Assuming that you are familiar with how to calculate a confidence interval as well as how to interpret a confidence interval, you may be curious as to actually write down a final “answer” or result. The following lesson will show you some different ways that confidence intervals can be written.
We will use the following example to think about the different ways to write a confidence interval.

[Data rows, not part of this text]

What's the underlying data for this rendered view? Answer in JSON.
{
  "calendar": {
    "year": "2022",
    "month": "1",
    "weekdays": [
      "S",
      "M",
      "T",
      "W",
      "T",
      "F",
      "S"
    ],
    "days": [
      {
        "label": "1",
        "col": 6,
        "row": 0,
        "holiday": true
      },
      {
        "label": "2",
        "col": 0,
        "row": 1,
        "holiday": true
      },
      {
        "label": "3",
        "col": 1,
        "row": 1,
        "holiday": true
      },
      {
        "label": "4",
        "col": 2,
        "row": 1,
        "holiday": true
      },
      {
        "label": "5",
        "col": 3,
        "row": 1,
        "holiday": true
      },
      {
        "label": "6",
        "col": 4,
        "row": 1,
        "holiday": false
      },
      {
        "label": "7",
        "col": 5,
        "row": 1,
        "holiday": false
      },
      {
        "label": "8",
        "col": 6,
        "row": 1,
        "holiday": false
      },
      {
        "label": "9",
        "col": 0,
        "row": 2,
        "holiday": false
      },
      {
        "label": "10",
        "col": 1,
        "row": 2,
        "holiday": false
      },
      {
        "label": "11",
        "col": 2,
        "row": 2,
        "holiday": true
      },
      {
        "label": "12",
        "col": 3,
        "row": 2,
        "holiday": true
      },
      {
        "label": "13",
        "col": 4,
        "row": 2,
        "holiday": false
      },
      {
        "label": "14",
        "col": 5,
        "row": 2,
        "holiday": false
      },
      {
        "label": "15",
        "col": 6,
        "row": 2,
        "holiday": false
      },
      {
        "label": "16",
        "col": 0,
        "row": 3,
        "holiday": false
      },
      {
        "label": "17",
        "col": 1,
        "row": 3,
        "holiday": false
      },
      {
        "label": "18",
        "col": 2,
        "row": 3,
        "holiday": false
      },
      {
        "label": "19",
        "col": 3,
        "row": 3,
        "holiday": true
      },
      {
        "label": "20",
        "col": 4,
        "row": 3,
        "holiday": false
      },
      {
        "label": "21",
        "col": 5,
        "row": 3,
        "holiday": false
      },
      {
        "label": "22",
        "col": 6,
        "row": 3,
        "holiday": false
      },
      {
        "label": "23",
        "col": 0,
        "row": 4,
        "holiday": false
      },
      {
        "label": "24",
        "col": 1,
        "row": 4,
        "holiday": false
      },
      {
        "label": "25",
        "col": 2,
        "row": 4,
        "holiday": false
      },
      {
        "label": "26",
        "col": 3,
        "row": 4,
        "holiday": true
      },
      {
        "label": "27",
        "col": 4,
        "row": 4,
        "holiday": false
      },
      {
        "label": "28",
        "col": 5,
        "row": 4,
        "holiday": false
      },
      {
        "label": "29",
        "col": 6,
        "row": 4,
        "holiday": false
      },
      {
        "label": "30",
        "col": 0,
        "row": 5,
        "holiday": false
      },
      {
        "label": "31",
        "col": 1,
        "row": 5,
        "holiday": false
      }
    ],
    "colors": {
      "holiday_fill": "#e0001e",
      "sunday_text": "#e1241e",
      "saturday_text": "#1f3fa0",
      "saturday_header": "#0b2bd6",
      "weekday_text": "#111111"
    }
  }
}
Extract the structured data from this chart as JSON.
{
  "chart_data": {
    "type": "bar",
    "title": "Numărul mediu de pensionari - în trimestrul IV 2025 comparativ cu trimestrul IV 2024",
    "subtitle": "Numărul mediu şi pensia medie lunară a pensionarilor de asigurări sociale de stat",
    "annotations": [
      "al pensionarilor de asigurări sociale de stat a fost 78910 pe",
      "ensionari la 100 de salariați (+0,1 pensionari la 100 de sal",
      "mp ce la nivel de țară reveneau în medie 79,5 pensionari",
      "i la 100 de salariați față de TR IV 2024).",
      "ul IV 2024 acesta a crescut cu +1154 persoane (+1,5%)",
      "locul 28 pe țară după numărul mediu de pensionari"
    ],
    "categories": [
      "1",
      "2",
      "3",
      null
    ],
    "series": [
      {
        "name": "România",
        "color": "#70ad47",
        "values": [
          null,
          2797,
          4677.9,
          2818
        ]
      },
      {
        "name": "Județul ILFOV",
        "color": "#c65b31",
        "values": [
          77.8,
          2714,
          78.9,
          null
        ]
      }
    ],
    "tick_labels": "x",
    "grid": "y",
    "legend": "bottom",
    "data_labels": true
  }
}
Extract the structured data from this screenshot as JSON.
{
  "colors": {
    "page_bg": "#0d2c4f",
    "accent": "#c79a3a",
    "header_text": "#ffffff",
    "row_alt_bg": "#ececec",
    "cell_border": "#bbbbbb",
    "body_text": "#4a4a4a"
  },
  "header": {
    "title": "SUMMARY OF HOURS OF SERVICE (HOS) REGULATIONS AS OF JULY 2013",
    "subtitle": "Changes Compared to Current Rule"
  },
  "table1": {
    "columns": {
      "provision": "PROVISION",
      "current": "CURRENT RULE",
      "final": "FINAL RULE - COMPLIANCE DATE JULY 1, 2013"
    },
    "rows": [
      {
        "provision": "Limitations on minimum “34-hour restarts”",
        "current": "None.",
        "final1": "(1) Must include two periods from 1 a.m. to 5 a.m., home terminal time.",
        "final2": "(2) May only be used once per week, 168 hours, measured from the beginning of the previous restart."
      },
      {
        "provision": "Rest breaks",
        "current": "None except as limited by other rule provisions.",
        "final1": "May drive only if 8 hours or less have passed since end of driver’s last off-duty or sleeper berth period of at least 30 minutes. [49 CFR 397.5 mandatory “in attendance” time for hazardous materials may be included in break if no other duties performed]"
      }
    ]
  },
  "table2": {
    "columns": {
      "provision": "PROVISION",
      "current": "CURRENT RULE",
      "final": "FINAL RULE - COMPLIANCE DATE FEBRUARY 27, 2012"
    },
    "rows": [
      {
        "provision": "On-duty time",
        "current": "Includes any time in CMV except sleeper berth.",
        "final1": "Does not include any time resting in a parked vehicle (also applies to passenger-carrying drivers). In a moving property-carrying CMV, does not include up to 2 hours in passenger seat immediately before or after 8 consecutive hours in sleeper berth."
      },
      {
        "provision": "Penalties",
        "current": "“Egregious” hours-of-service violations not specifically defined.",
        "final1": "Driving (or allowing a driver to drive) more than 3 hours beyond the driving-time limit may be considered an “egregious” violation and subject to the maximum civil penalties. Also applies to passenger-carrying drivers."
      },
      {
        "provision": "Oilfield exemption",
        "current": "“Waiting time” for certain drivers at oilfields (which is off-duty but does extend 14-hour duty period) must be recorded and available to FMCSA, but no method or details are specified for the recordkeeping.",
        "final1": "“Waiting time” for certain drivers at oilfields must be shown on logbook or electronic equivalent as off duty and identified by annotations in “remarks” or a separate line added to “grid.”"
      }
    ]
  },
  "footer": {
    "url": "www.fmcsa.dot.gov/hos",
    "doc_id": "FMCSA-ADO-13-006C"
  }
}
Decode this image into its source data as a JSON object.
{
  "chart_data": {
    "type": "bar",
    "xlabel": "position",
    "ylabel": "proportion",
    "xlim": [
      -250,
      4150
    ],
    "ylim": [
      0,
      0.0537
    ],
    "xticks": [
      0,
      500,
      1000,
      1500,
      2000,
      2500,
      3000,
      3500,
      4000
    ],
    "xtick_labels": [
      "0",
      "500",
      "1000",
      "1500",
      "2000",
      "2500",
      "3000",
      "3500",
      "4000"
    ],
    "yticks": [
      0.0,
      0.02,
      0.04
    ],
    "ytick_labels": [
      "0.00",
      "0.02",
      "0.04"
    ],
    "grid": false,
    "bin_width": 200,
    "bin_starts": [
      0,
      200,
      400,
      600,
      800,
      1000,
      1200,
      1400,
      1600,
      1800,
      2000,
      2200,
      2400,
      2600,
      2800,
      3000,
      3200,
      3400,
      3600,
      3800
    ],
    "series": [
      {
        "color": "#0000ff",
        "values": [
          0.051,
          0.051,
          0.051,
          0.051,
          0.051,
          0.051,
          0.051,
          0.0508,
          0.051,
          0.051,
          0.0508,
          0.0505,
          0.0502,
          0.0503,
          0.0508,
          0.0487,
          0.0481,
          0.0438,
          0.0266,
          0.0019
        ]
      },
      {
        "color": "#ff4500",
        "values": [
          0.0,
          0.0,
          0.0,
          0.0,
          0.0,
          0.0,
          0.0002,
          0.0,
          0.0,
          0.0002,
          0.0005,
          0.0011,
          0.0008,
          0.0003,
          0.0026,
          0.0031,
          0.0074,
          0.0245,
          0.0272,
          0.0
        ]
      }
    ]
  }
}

For practice, you should make sure you know how to do the calculations needed to get the interval.
A college student wishes to estimate the percentage of students on his campus who can name the current president of the college. He chooses a random sample of 347 students and finds that 86 of them can in fact, name the current college president. Help the student estimate the percentage of all students who can name the current president by calculating a 95% confidence interval.
Using the formula for a confidence interval for the population proportion, The final answer for this is:
\(0.248 \pm 0.045\)
Let’s think about different ways this interval might be written.
Method 1 – point estimate +/- margin of error
All confidence intervals are of the form “point estimate” plus/minus the “margin of error”. If you are finding a confidence interval by hand using a formula (like above), your interval is in this form before you do your addition or subtraction. This is a common way to actually present your confidence interval.
Final Answer: \(0.248 \pm 0.045\)
Since this confidence interval is estimating a percentage, it might also be written as:
Final Answer: \(24.8\% \pm 4.5\%\)
This would be the method probably used on the news or in any report to a general audience. The student could say “about 24.8% of students at my college can name the college president.” He would then also note that his estimate has a margin of error of 4.5%. If you pay attention to the evning news or new articles, they typically show this number on the screen or mention it in the article while discussing similar polls.
Method 2 – as an interval
If you actually do the two calculations, 0.248 – 0.045 = 0.203 and 0.248 + 0.045 = 0.293, you will get two endpoints. These can be used to write the final answer as well.
Final Answer: \((0.203, 0.293)\)
Or, if using percentages:
Final Answer: \((20.3\%, 29.3\%)\)
This is typically how a confidence interval will look if you calculating it using technology such as a ti83 or ti84. It’s a little more “mathy” so you might not see it as often in reports to general audiences.
Method 3 – as an inequality
Finally, some textbooks like to write intervals in a way to help you remember that somewhere in that interval is your population value you are trying to estimate. In this case, you are estimating the population proportion p, so you would write.
Final Answer: \(0.203 < p < 0.293\) Note that if you were estimating the mean, you would place \(\mu\) within the inequality. [adsenseLargeRectangle]
If you are taking a statistics course, it is of important to pay attention to how your professor or textbook prefers to present confidence intervals and generally stick to that method. If instead, you are using confidence intervals in your research, it is probably important to consider your audience. Most people have no trouble understanding the idea of adding and subtracting a margin of error, even if they haven’t had much formal training in statistics. This should be a consideration when you present your findings.
Finally, and most importantly, do take a moment to read about how to interpret confidence intervals. It is easy to get caught up in the math side but you still must know how this applies to real life situations.